Nesprin-2 is a protein that in humans is encoded by the SYNE2 gene. The human SYNE2 gene consists of 116 exons and encodes nesprin-2, a member of the nuclear envelope (NE) spectrin-repeat (nesprin) family. Nesprins are modular proteins with a central extended spectrin-repeat (SR) rod domain and a C-terminal Klarsicht/ANC-1/Syne homology (KASH) transmembrane domain, which acts as a NE-targeting motif. Nesprin-2 (Nesp2) binds to cytoplasmic F-actin, tethering the nucleus to the cytoskeleton and maintaining the structural integrity of the nucleus.

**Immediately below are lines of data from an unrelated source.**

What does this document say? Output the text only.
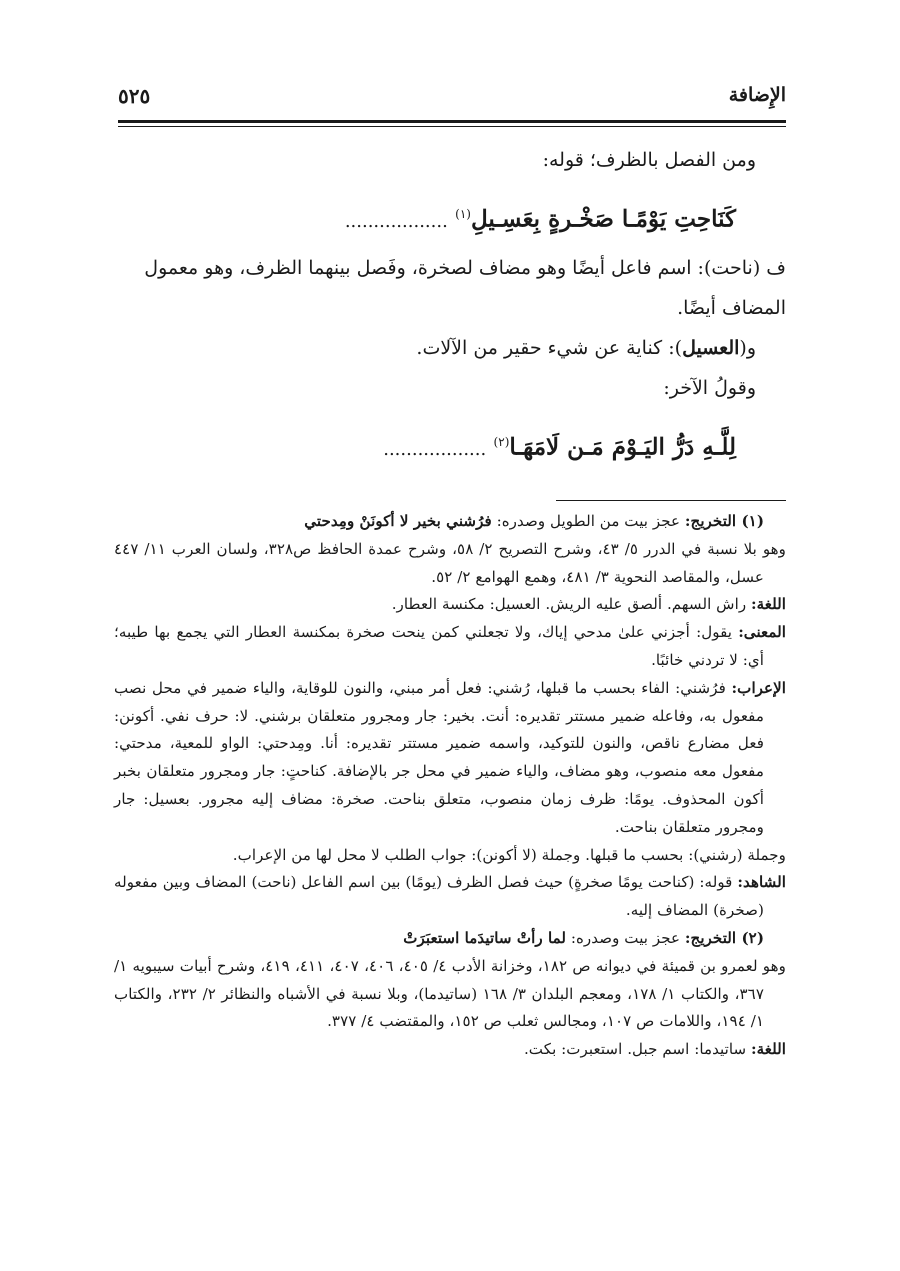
الإِضافة
٥٢٥

ومن الفصل بالظرف؛ قوله:

كَنَاحِتِ يَوْمًـا صَخْـرةٍ بِعَسِـيلِ$^{(١)}$ ..................

ف (ناحت): اسم فاعل أيضًا وهو مضاف لصخرة، وفَصل بينهما الظرف، وهو معمول المضاف أيضًا.

و(العسيل): كناية عن شيء حقير من الآلات.

وقولُ الآخر:

لِلَّـهِ دَرُّ اليَـوْمَ مَـن لَامَهَـا$^{(٢)}$ ..................

(١) التخريج: عجز بيت من الطويل وصدره: فرُشني بخير لا أكونَنْ ومِدحتي

وهو بلا نسبة في الدرر ٥/ ٤٣، وشرح التصريح ٢/ ٥٨، وشرح عمدة الحافظ ص٣٢٨، ولسان العرب ١١/ ٤٤٧ عسل، والمقاصد النحوية ٣/ ٤٨١، وهمع الهوامع ٢/ ٥٢.

اللغة: راش السهم. ألصق عليه الريش. العسيل: مكنسة العطار.

المعنى: يقول: أجزني علىٰ مدحي إياك، ولا تجعلني كمن ينحت صخرة بمكنسة العطار التي يجمع بها طيبه؛ أي: لا تردني خائبًا.

الإعراب: فرُشني: الفاء بحسب ما قبلها، رُشني: فعل أمر مبني، والنون للوقاية، والياء ضمير في محل نصب مفعول به، وفاعله ضمير مستتر تقديره: أنت. بخير: جار ومجرور متعلقان برشني. لا: حرف نفي. أكونن: فعل مضارع ناقص، والنون للتوكيد، واسمه ضمير مستتر تقديره: أنا. ومِدحتي: الواو للمعية، مدحتي: مفعول معه منصوب، وهو مضاف، والياء ضمير في محل جر بالإضافة. كناحتٍ: جار ومجرور متعلقان بخبر أكون المحذوف. يومًا: ظرف زمان منصوب، متعلق بناحت. صخرة: مضاف إليه مجرور. بعسيل: جار ومجرور متعلقان بناحت.

وجملة (رشني): بحسب ما قبلها. وجملة (لا أكونن): جواب الطلب لا محل لها من الإعراب.

الشاهد: قوله: (كناحت يومًا صخرةٍ) حيث فصل الظرف (يومًا) بين اسم الفاعل (ناحت) المضاف وبين مفعوله (صخرة) المضاف إليه.

(٢) التخريج: عجز بيت وصدره: لما رأتْ ساتيدَما استعبَرَتْ

وهو لعمرو بن قميئة في ديوانه ص ١٨٢، وخزانة الأدب ٤/ ٤٠٥، ٤٠٦، ٤٠٧، ٤١١، ٤١٩، وشرح أبيات سيبويه ١/ ٣٦٧، والكتاب ١/ ١٧٨، ومعجم البلدان ٣/ ١٦٨ (ساتيدما)، وبلا نسبة في الأشباه والنظائر ٢/ ٢٣٢، والكتاب ١/ ١٩٤، واللامات ص ١٠٧، ومجالس ثعلب ص ١٥٢، والمقتضب ٤/ ٣٧٧.

اللغة: ساتيدما: اسم جبل. استعبرت: بكت.
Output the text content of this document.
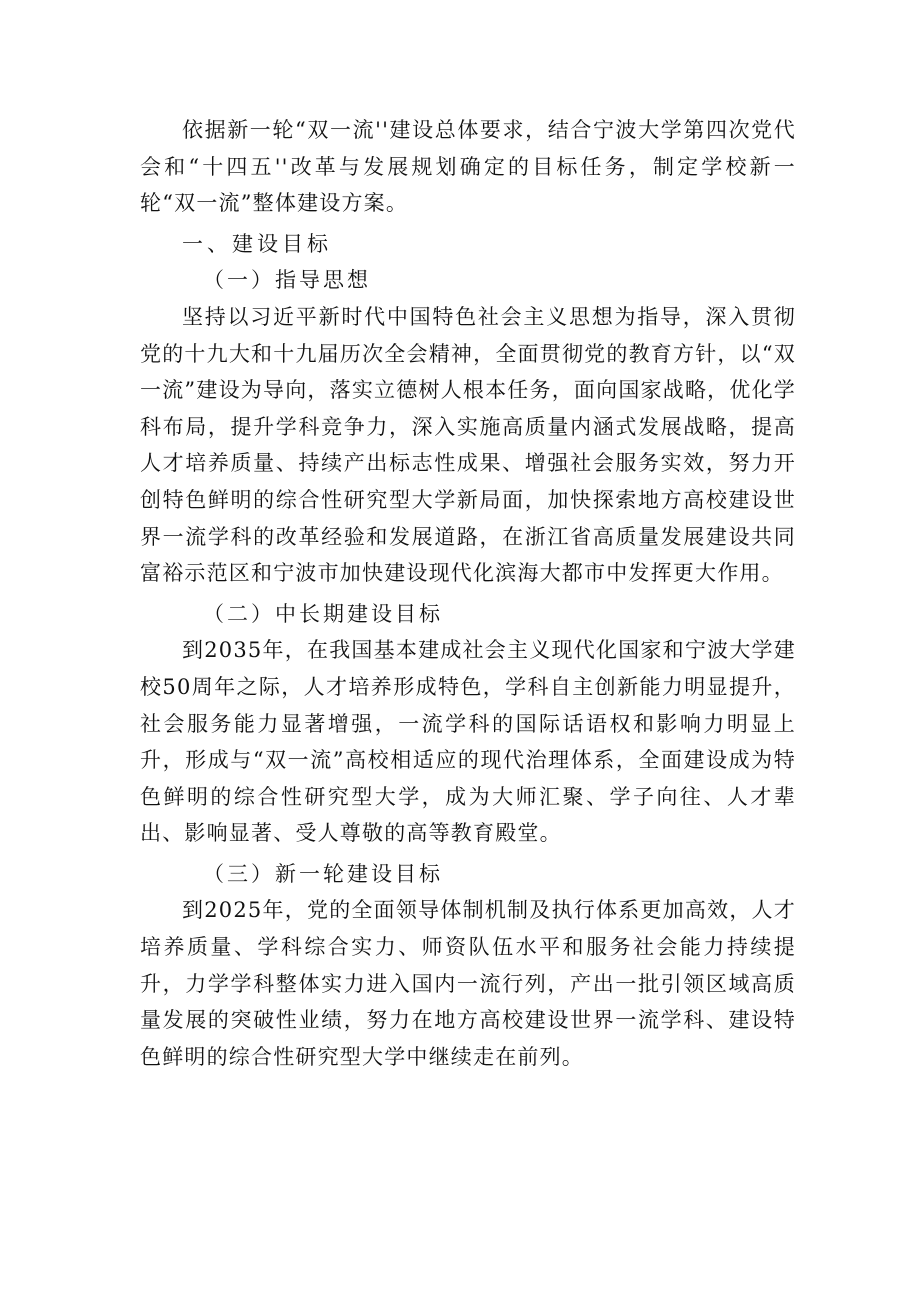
依据新一轮“双一流''建设总体要求，结合宁波大学第四次党代会和“十四五''改革与发展规划确定的目标任务，制定学校新一轮“双一流”整体建设方案。

一、建设目标

（一）指导思想

坚持以习近平新时代中国特色社会主义思想为指导，深入贯彻党的十九大和十九届历次全会精神，全面贯彻党的教育方针，以“双一流”建设为导向，落实立德树人根本任务，面向国家战略，优化学科布局，提升学科竞争力，深入实施高质量内涵式发展战略，提高人才培养质量、持续产出标志性成果、增强社会服务实效，努力开创特色鲜明的综合性研究型大学新局面，加快探索地方高校建设世界一流学科的改革经验和发展道路，在浙江省高质量发展建设共同富裕示范区和宁波市加快建设现代化滨海大都市中发挥更大作用。

（二）中长期建设目标

到2035年，在我国基本建成社会主义现代化国家和宁波大学建校50周年之际，人才培养形成特色，学科自主创新能力明显提升，社会服务能力显著增强，一流学科的国际话语权和影响力明显上升，形成与“双一流”高校相适应的现代治理体系，全面建设成为特色鲜明的综合性研究型大学，成为大师汇聚、学子向往、人才辈出、影响显著、受人尊敬的高等教育殿堂。

（三）新一轮建设目标

到2025年，党的全面领导体制机制及执行体系更加高效，人才培养质量、学科综合实力、师资队伍水平和服务社会能力持续提升，力学学科整体实力进入国内一流行列，产出一批引领区域高质量发展的突破性业绩，努力在地方高校建设世界一流学科、建设特色鲜明的综合性研究型大学中继续走在前列。
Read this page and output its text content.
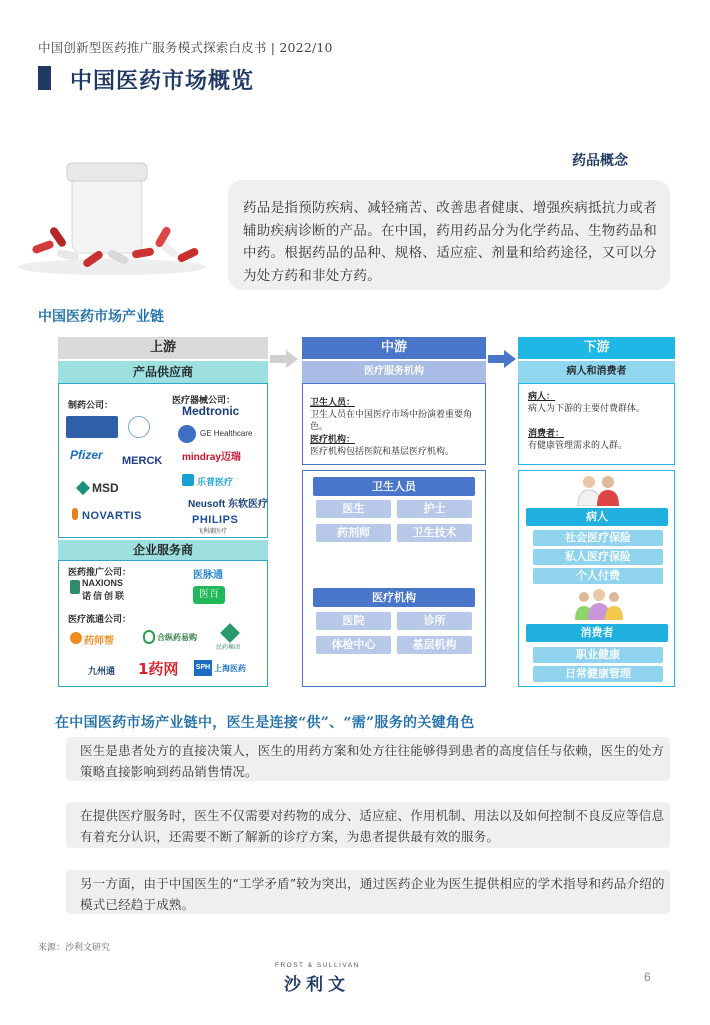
中国创新型医药推广服务模式探索白皮书 | 2022/10
中国医药市场概览
药品概念
药品是指预防疾病、减轻痛苦、改善患者健康、增强疾病抵抗力或者辅助疾病诊断的产品。在中国，药用药品分为化学药品、生物药品和中药。根据药品的品种、规格、适应症、剂量和给药途径，又可以分为处方药和非处方药。
中国医药市场产业链
上游	中游	下游
产品供应商	医疗服务机构	病人和消费者
制药公司：	医疗器械公司：
Pfizer MERCK
MSD
NOVARTIS
Medtronic
GE Healthcare
mindray迈瑞
乐普医疗
Neusoft 东软医疗
PHILIPS
飞利浦医疗
企业服务商
医药推广公司：
NAXIONS
诺信创联
医脉通
医百
医疗流通公司：
药师帮	合纵药易购
民药集团
九州通 1药网 SPH 上海医药
卫生人员：
卫生人员在中国医疗市场中扮演着重要角色。
医疗机构：
医疗机构包括医院和基层医疗机构。
卫生人员
医生	护士
药剂师	卫生技术
医疗机构
医院	诊所
体检中心	基层机构
病人：
病人为下游的主要付费群体。
消费者：
有健康管理需求的人群。
病人
社会医疗保险
私人医疗保险
个人付费
消费者
职业健康
日常健康管理
在中国医药市场产业链中，医生是连接“供”、“需”服务的关键角色
医生是患者处方的直接决策人，医生的用药方案和处方往往能够得到患者的高度信任与依赖，医生的处方策略直接影响到药品销售情况。
在提供医疗服务时，医生不仅需要对药物的成分、适应症、作用机制、用法以及如何控制不良反应等信息有着充分认识，还需要不断了解新的诊疗方案，为患者提供最有效的服务。
另一方面，由于中国医生的“工学矛盾”较为突出，通过医药企业为医生提供相应的学术指导和药品介绍的模式已经趋于成熟。
来源：沙利文研究
FROST & SULLIVAN
沙利文	6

The human SYNE2 gene encodes a protein of 6,885 amino acids (isoform 1, Nesp2 giant); alternative mRNA splicing produces transcripts encoding a larger isoform and numerous smaller isoforms, some of which are specific to various tissues; alternative start and termination sites within the mRNA also allow translation of smaller isoforms, many possessing unique N- or C-terminal sequences encoded by retained introns. Two mechanisms create splice variants of nesprin-2 with the KASH domain deleted (deltaKASH). In deltaKASH1 variants, deletion of cassette exons 111-112 results in a frame shift that disrupts the KASH domain but retains the 3' untranslated region (UTR) in exon 116 utilized for isoforms containing the KASH domain. This mechanism, which also occurs in SYNE1 mRNA encoding nesprin-1 (enaptin), generates deltaKASH1 isoforms terminating with a distinct 11-amino acid tail (GIAGHSATPPA replacing YPMLRYTNGPPPT in isoforms with KASH). Utilization of an alternative stop codon in exon 115, which is followed by a distinct 3' UTR, generates deltaKASH2 variants. This mechanism truncates larger isoforms without generating a distinct C-terminal sequence. Expression of deltaKASH1 variants occurs largely in brain and kidney, with smaller amounts in heart; deltaKASH2 variants are detected in heart and spleen.